The process works like this: Police upload unknown DNA collected from a crime scene to such databases, and that DNA can be linked to family members already in the database. From there, police work with genealogists to establish how the unknown person might be related to people in the database, build out a family tree, and narrow down a list of suspects. After the Golden State Killer was identified this way in 2018, the use of genealogy databases to solve violent crimes, especially cold cases, has exploded. The technique, known as forensic genetic genealogy, has since solved more than 200 cases.
Like “shadow” DNA databases, genealogy databases remain largely unregulated, although some states are stepping up to address these legal gaps. Last year, Maryland and Montana became the first states to pass laws that restrict law enforcement use of genealogy databases. The Montana law requires police to first obtain a search warrant before using a genealogy database, while the more comprehensive Maryland law limits the types of crimes that these databases can be used for. In October, California passed the Genetic Information Privacy Act, which restricts the type of data collected by direct-to-consumer DNA testing companies such as 23andMe, Ancestry, and FamilyTreeDNA.

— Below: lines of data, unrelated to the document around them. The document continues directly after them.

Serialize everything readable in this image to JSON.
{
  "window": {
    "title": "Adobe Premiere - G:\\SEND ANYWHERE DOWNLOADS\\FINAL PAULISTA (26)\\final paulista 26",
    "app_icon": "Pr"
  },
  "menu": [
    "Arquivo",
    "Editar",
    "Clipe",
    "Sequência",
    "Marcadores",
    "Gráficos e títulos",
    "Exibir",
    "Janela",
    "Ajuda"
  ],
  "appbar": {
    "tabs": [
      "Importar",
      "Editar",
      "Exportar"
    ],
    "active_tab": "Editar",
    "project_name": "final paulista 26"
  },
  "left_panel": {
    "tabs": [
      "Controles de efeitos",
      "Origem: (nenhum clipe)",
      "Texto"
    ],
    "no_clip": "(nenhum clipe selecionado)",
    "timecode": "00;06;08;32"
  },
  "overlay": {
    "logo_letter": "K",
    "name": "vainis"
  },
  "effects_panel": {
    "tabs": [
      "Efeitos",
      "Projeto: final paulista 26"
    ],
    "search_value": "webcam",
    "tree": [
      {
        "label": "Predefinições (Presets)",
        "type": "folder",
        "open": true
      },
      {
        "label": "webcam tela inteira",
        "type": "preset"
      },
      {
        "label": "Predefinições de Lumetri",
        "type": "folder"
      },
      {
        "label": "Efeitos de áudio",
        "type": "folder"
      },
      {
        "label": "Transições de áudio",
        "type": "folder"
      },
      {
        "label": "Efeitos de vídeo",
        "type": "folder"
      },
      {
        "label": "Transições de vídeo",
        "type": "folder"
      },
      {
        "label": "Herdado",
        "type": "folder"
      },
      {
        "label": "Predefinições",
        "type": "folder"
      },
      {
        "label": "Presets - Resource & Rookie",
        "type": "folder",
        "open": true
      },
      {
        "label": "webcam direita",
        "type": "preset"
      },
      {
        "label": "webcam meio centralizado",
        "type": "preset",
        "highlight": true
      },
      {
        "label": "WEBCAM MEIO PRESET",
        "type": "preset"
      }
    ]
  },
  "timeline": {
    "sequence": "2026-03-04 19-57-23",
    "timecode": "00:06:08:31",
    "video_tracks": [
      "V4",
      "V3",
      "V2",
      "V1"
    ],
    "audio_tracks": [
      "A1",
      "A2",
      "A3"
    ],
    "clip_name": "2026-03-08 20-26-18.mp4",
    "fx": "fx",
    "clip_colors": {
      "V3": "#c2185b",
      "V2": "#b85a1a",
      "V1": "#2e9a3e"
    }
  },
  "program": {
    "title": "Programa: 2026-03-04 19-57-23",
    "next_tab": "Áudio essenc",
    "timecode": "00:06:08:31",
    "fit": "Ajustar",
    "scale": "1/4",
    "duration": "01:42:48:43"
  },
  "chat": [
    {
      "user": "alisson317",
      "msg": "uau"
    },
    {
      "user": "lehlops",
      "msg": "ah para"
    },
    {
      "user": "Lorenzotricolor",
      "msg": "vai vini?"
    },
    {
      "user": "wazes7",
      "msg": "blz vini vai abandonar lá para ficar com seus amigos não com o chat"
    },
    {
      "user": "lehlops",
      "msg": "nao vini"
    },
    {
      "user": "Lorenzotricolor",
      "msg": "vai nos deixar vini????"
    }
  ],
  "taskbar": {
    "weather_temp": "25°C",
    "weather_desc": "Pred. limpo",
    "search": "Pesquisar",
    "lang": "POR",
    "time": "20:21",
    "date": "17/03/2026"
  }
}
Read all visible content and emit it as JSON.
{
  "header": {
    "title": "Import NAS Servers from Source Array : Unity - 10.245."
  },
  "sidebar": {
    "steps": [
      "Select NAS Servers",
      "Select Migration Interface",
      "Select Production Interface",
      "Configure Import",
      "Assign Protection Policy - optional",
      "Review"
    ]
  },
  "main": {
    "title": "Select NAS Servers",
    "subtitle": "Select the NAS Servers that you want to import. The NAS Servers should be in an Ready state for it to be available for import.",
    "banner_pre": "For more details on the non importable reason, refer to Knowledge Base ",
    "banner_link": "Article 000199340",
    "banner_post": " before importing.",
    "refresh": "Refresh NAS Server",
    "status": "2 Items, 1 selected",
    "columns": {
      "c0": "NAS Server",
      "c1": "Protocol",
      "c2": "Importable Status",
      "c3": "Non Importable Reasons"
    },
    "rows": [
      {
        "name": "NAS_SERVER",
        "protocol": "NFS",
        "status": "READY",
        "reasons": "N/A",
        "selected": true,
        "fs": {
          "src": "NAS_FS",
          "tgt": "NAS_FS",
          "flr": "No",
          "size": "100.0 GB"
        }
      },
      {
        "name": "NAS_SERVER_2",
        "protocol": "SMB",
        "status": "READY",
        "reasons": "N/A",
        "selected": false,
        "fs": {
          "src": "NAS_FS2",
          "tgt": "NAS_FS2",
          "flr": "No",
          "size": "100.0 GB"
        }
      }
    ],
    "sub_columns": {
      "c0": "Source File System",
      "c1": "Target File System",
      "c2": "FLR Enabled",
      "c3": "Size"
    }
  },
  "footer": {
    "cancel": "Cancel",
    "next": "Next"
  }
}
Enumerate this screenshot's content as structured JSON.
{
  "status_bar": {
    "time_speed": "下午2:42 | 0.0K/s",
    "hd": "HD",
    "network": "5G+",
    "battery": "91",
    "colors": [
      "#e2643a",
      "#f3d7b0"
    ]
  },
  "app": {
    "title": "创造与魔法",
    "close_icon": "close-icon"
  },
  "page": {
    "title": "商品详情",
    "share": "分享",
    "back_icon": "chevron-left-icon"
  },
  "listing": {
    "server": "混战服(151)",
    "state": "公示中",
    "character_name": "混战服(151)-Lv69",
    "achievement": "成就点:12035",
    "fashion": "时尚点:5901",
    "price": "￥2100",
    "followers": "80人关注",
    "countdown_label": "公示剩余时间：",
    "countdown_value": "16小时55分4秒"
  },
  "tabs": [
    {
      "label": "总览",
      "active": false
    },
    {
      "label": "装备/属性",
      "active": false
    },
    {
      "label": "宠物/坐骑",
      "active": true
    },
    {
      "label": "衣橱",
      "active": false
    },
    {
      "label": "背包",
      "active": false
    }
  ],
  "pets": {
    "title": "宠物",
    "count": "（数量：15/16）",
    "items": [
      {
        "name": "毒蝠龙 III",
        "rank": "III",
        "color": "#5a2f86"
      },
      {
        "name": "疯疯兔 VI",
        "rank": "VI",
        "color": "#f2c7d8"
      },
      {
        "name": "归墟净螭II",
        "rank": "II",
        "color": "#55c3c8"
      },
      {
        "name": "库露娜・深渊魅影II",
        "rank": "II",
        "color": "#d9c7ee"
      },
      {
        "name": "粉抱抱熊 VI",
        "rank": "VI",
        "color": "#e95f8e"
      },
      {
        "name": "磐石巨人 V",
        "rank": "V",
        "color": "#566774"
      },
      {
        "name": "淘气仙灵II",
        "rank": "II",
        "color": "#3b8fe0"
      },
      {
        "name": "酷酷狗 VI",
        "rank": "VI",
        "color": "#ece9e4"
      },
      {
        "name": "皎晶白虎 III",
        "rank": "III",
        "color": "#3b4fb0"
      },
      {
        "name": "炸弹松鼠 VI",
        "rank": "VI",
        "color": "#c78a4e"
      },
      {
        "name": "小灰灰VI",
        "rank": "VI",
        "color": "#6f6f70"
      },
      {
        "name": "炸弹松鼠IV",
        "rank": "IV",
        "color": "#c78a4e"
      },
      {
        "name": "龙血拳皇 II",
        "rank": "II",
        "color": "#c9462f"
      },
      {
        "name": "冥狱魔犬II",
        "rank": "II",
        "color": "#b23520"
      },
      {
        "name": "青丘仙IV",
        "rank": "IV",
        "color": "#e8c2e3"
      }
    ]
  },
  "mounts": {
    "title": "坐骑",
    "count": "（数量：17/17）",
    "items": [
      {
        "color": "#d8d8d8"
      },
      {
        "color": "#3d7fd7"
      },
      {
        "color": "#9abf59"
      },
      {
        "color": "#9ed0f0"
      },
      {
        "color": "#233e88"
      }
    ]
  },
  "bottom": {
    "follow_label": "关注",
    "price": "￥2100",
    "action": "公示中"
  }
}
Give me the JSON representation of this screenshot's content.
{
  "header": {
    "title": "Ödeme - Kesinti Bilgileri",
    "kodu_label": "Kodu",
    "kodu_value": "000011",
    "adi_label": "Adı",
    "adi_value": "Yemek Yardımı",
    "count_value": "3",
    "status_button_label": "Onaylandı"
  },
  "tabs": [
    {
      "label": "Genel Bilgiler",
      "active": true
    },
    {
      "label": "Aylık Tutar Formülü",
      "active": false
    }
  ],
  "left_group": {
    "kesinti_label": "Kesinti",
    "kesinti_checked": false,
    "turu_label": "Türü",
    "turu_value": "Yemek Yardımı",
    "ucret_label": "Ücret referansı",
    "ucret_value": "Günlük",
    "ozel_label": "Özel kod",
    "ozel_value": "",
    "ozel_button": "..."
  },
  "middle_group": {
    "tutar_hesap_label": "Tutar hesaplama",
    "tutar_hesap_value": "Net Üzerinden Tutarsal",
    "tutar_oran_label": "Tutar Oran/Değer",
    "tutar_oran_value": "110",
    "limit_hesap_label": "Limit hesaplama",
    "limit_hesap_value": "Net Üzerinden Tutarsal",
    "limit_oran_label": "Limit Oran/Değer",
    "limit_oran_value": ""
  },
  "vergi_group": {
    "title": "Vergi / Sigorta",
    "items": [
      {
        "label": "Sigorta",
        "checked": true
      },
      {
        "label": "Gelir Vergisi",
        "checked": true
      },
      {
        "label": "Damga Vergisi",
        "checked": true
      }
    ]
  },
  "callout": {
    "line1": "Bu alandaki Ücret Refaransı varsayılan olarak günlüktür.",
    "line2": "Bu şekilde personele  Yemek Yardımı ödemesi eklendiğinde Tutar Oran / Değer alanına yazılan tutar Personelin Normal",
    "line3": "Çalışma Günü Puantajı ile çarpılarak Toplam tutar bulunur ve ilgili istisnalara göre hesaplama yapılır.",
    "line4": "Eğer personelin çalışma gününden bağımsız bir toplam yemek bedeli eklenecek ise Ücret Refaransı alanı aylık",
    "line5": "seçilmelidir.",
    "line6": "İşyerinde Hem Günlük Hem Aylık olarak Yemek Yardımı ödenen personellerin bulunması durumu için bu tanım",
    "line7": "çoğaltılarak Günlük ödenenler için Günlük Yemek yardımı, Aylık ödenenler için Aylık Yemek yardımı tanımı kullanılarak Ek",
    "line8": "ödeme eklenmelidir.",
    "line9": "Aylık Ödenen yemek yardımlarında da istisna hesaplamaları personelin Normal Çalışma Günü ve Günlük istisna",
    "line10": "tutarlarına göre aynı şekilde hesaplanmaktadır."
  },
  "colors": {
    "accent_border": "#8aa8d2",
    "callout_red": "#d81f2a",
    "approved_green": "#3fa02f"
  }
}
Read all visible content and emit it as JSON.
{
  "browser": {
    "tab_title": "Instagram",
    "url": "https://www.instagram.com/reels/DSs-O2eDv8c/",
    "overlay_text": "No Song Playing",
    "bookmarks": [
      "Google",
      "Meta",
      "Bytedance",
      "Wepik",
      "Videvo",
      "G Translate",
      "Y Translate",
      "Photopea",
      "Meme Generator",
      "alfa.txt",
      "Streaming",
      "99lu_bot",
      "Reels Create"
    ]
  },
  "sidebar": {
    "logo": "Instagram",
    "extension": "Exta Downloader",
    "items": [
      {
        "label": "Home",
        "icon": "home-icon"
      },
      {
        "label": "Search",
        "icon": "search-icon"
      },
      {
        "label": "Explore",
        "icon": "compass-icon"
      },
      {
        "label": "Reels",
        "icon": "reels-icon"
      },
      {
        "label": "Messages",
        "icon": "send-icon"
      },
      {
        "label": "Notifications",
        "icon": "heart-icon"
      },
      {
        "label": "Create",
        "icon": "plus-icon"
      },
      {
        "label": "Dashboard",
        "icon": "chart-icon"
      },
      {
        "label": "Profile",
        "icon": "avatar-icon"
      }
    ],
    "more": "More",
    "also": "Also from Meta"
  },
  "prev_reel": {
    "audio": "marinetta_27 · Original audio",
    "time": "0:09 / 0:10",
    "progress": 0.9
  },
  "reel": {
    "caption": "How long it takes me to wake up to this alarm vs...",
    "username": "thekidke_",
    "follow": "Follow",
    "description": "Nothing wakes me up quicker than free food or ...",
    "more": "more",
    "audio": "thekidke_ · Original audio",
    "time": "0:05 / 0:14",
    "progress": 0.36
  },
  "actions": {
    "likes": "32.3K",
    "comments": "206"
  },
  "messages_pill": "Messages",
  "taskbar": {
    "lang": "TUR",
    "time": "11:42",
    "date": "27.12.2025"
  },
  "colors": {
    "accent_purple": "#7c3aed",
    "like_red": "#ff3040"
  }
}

The public outcry from lawmakers, legal experts, and victim advocates could help speed new laws, or at least new local policies, that dictate what police can and can’t do with DNA evidence. After public pushback, in 2020 the New York City police department began expunging profiles from its database of more than 82,000 people.
Rothstein says that police should have limited use of DNA specimens collected from a sexual assault survivor—that officers should only be able to use such DNA to investigate that particular crime. He hopes the San Francisco case will spur states to enact laws that prohibit the misuse of DNA samples provided for a rape kit. “DNA is a very powerful tool, and it's tempting to use it for anything that might produce leads,” Rothstein says. “But there are points where we need to say no.”